Peki ne yapmak gerekiyor? Bir kere, sistemik risk yaratacak faaliyetlerin bilinmesi, denetlenmesi ve gerektiğinde engellenmesi için ulusal düzeyde önlemler alınması gerekiyor. Başta ABD olmak üzere gelişmiş ülkelerdeki ulusal düzenleme ve gözetim sistemlerinin bu açıdan önemli açıkları olduğu anlaşıldı. Gelişmekte olan ülkelere gelince, bir noktaya dikkat etmek gerekiyor. O da bu defa, bu ülkelerin hiçbirisinde mali kriz yaşanmamış olması, bu ülkelerin denetim ve gözetim sistemlerinin yeterliliğinden çok, krizin niteliği ile ilgili. Bu ülkeleri kriz, dış ticaret kanalıyla vurdu. Tabii bu ülkelere karşı haksızlık da etmemek gerek.
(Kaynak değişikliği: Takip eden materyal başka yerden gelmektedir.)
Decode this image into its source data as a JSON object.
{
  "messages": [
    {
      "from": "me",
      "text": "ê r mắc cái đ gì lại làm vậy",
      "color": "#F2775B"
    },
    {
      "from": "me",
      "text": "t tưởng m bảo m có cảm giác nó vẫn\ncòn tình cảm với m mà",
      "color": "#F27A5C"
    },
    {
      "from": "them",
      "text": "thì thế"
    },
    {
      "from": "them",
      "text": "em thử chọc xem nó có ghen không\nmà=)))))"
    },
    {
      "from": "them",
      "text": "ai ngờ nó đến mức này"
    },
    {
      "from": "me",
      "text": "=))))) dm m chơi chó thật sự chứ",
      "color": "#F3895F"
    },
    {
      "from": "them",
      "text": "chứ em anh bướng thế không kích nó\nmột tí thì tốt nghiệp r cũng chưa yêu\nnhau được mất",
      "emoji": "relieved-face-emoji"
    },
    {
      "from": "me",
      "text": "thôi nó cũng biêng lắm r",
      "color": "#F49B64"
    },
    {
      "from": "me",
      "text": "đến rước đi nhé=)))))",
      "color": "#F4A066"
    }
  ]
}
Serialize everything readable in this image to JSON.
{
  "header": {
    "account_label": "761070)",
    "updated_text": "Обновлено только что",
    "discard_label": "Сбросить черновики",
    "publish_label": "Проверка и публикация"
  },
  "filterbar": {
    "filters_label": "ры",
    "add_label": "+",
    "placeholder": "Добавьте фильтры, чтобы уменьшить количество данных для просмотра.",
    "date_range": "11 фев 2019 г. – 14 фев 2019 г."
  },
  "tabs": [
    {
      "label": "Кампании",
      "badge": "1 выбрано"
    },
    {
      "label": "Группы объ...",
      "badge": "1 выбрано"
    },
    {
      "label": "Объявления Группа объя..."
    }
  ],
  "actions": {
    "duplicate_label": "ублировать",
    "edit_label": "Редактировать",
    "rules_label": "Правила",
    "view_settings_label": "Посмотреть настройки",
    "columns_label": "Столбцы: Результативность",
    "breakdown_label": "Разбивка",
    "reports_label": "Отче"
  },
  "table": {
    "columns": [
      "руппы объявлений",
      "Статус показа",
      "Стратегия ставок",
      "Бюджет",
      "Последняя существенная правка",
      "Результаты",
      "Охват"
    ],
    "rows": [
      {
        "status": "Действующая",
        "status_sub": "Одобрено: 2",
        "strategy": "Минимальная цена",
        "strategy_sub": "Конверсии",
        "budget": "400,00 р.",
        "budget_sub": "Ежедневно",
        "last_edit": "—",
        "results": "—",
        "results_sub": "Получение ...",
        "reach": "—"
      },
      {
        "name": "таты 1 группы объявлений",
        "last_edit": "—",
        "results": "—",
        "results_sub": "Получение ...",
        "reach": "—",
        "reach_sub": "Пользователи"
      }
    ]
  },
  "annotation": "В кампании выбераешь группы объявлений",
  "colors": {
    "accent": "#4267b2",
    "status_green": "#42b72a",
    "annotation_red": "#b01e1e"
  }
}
Doğu Asya krizinden (biz de 2001 krizinden) çok korkup epeyce önlem aldılar. Onun da katkısı var. Ama unutmamak gerekir ki hiçbir kriz geçmiştekinin kopyası değildir. Bundan sonraki de farklı olacak. Bu nedenle, düzenlemeler ileriye dönük olmalı.
İkinci olarak olayın küresel boyutunu da ele alıp bulaşmayı önleyebilmek için, küresel mali mimariyi değiştirmek gerekiyor. Söylemesi kolay ama yapması zor. Bu konuları işlemeye devam edeceğim.